Stiglitz ist entschiedener Verfechter eines Verfahrens zur Regelung von Staateninsolvenzen. Er erklärte der Sonderkommission, dass sich der IWF im Interessenskonflikt befinde und deshalb die Umschuldungsverhandlungen nicht unter seiner Kontrolle stattfinden dürften. "Der IWF ist eine Institution der Gläubiger und man kann auch nicht von der Citibank fordern, ein Gesetz über die Insolvenz der USA zu entwerfen." Denn dann käme nichts Vernünftiges heraus. "Wir brauchen ein Gesetz über eine gerechte und effiziente Staatsinsolvenz." Gesetze aber, die von Gläubigern bestimmt werden, "sind weder gerecht noch effizient", fügte er an.

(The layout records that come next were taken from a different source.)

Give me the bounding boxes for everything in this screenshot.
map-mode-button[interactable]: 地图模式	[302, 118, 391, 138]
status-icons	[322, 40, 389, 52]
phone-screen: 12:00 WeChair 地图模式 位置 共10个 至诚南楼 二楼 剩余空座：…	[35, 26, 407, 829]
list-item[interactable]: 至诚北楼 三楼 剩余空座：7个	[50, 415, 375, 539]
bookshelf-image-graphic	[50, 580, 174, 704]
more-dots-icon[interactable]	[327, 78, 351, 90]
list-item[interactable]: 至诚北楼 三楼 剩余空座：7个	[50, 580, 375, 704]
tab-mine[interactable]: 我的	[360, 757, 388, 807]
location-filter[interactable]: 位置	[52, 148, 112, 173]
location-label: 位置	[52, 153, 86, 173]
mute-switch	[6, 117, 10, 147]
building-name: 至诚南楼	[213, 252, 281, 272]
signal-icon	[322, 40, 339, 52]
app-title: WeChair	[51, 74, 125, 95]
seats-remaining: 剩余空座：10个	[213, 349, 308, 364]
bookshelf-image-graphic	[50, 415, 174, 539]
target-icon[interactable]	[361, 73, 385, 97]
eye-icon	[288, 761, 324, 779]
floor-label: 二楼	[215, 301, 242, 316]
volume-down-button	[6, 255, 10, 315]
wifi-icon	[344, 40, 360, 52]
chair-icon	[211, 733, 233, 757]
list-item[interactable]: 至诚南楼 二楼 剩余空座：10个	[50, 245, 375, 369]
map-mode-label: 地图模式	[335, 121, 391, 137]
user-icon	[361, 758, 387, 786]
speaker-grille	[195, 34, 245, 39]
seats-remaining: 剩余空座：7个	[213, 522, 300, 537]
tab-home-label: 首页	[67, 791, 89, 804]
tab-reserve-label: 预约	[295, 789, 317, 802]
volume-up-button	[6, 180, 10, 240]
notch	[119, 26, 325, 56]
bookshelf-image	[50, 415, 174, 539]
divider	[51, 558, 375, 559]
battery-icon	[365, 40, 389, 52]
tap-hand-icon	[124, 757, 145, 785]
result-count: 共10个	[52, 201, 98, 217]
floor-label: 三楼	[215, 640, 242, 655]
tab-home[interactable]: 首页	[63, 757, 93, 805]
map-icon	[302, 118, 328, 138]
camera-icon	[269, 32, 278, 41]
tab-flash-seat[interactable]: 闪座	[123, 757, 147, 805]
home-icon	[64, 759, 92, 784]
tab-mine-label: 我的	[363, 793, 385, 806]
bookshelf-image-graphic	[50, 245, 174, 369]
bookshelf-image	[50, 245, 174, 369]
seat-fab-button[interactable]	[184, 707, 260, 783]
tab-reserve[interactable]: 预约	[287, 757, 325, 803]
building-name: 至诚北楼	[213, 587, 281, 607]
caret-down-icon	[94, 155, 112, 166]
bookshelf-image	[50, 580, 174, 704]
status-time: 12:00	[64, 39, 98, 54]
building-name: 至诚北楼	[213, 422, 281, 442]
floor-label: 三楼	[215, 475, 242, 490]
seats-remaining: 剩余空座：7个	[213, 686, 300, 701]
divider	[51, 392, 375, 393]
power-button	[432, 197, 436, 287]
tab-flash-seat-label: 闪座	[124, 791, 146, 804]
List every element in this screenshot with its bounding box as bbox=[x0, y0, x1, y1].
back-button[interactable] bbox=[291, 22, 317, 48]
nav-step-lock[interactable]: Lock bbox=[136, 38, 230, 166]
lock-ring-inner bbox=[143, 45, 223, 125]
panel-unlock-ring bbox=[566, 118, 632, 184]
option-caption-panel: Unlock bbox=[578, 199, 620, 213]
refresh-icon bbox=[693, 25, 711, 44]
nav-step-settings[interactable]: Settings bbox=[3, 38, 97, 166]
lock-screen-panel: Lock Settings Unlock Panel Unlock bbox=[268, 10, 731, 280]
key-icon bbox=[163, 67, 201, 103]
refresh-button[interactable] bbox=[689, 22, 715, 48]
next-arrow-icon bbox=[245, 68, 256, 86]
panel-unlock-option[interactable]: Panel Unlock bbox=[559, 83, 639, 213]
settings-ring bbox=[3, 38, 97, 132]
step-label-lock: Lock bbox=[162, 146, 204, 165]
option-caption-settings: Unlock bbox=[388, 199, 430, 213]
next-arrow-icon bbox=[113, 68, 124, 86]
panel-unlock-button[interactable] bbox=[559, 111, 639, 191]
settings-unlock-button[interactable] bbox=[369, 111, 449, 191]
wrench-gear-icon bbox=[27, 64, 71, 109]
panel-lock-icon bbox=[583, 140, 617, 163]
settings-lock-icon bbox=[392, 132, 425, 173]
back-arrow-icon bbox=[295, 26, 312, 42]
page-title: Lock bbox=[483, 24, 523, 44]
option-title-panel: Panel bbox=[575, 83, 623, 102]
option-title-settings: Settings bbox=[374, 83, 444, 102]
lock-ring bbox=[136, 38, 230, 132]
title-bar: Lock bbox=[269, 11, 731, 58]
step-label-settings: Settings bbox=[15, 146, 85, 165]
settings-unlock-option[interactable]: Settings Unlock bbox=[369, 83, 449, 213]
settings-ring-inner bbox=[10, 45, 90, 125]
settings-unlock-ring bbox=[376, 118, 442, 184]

Deshalb müsse es die UNO und nicht der IWF sein, die die Regeln definiert und unter deren Schirmherrschaft über Umschuldungen verhandelt wird. In seiner Abschlusserklärung vor der Kommission sagte er: "Der einzige adäquate Ort, an dem diese Debatte stattfinden kann, ist nicht beim IWF." Denn dort könne es keine ausgewogene Lösung geben. "Der angezeigte Ort ist die UNO, denn es ist der einzige Ort, wo sich Schuldner und Gläubiger an einen Tisch setzen können."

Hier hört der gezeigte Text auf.